For his first solo show at Galerie Emanuel Layr, Matthias Noggler (born 1990 in Innsbruck) presents a series of eight new gouache paintings on paper, in pale wooden frames.

Noggler’s paintings confront the viewer with adjoining scenes lacking any hierarchy or reading order. Reminiscent of look-and-find children’s picture books, but also the work of Pieter Bruegel, the scenes are dense and overlapping. Caricatured figures from diverse socio-cultural milieus are crammed together in close quarters. Highly detailed painted surfaces and body parts draw the gaze across emblems of contemporary media and consumer culture, producing different connections between the individual figures and their activities. Although ultimately the figures seem less individualized than stereotyped, interchangeable, functioning more as just exemplars.

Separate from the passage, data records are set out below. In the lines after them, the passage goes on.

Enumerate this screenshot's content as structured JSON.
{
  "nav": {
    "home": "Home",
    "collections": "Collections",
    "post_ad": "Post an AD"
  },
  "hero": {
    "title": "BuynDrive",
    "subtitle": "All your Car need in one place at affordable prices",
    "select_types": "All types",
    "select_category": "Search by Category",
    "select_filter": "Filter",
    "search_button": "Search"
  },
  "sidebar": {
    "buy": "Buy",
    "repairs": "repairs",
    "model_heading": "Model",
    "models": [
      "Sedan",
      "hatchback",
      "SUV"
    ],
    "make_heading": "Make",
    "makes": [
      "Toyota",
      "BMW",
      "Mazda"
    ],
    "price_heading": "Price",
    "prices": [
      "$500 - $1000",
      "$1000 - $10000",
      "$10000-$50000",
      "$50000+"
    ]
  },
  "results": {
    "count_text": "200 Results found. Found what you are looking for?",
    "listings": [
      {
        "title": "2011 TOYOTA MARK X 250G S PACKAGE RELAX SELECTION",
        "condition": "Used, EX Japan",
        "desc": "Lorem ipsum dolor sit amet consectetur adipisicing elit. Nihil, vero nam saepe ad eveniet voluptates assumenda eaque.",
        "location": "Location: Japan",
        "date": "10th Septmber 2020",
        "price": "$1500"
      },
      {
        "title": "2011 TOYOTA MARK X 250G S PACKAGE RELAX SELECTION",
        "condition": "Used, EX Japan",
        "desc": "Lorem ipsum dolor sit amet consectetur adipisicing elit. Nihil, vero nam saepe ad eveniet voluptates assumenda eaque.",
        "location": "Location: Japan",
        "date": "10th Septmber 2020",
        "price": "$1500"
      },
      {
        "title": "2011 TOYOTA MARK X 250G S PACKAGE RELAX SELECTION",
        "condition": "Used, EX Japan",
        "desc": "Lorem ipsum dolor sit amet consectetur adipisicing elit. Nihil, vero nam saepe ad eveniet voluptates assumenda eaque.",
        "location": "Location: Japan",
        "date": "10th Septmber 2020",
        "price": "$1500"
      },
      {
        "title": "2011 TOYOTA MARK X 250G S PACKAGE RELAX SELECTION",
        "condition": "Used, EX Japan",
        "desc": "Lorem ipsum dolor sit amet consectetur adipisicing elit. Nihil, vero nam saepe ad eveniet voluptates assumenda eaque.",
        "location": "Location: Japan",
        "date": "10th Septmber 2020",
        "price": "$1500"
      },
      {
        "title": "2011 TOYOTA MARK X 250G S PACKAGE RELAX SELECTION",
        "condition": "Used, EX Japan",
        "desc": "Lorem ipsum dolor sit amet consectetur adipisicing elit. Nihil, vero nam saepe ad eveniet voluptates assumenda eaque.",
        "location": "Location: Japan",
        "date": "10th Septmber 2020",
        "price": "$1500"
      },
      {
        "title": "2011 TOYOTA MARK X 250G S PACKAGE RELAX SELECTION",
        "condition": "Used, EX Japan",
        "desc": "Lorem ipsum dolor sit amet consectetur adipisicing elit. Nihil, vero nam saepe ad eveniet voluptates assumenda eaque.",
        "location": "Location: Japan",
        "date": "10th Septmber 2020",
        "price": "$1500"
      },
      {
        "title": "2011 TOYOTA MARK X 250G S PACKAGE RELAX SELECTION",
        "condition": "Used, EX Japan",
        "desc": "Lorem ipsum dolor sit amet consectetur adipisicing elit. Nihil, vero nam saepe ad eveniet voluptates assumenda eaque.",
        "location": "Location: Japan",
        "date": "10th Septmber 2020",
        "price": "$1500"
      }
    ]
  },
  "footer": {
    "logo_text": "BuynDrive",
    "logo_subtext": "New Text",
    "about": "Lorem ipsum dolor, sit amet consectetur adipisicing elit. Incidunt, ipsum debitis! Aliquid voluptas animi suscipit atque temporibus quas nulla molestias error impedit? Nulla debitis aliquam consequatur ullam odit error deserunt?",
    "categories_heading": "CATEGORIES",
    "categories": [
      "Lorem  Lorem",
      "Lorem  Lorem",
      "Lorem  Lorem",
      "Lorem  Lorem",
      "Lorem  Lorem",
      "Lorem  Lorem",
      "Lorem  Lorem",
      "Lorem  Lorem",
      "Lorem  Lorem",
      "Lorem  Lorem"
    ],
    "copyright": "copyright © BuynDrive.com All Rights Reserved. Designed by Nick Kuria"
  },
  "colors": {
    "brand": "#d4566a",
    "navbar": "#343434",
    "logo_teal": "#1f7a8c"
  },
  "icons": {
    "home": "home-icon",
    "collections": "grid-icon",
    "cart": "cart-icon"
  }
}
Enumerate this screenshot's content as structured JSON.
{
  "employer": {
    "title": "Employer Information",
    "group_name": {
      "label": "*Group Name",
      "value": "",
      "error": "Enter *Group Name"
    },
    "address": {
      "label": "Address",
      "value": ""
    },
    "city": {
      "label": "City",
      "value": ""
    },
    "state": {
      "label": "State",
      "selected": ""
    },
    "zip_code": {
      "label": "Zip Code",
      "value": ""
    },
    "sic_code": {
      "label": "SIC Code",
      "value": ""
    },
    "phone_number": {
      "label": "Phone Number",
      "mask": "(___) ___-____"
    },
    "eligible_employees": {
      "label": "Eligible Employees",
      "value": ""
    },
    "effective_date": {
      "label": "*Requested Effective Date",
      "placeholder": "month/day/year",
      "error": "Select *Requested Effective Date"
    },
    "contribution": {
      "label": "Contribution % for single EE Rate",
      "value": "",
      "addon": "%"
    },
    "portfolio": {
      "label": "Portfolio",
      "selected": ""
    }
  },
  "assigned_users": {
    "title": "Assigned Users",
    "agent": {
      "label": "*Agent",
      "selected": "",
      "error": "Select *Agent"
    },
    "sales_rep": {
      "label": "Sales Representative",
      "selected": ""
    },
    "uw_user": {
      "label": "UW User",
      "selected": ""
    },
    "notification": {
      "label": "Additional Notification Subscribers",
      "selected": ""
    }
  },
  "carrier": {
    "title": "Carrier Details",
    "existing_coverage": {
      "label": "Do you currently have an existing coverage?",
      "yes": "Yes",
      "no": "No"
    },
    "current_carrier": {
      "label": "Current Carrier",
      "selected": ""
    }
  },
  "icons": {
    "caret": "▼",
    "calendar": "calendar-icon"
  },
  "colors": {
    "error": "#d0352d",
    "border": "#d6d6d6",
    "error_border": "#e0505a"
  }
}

The spaces and environments in which these figurative constellations occur allude to end-times visions and dystopic scenarios founded on societal realities such as financial crises, social welfare cuts and not least the daily task of neoliberal self-optimisation. For example, a recurring hand appears in the foreground of the picture, like the kind that navigates particular actions in first-person video games, referencing the artificial imagery of post-apocalyptic computer games. Other imagery is borrowed from across greater historical distance: the grotesque everyday depictions of people working out or camping, and particularly doing supposedly nothing – like waiting, watching, or smoking cigarettes – call to mind early Renaissance Italian painter Vittore Carpaccio. Carpaccio’s paintings feature an absurd, at times even macabre view of everyday situations occurring simultaneously within a picture, just as Noggler uses synchronized actions and gestures to structure the pictorial space of his paintings.

The impression of layering and superimposition of bodies, objects and scenarios is supported by Noggler’s distinctive use of intense colour. Specific shades reappear in different images. As a result, the colour scheme is not just autonomous but an important organizing element. The contrast between the ornamental stylized surfaces in conjunction with strong colour on the one hand, and the visual levelling of figure and ground on the other, create a psychedelic effect. The Chicago Imagists are an important reference point in this context. They were a loose group of artists in the USA in the 1960s known for their surreal imagery and engagement with underground and local folk traditions. Autonomous from the New York art scene of the time, the Chicago Imagists distanced themselves from High Modernism and Minimalism, choosing to focus instead on Outsider Art, Folk Art and other trash treasures.

In the sense of a kind of confrontation with the abject and socially ostracised, the exhibition title Consecrated by human use suggests a post-human social critique. Accordingly, Noggler’s painting on the invitation card depicting four dogs at a conspiratorial meeting, already envisions a world without humans.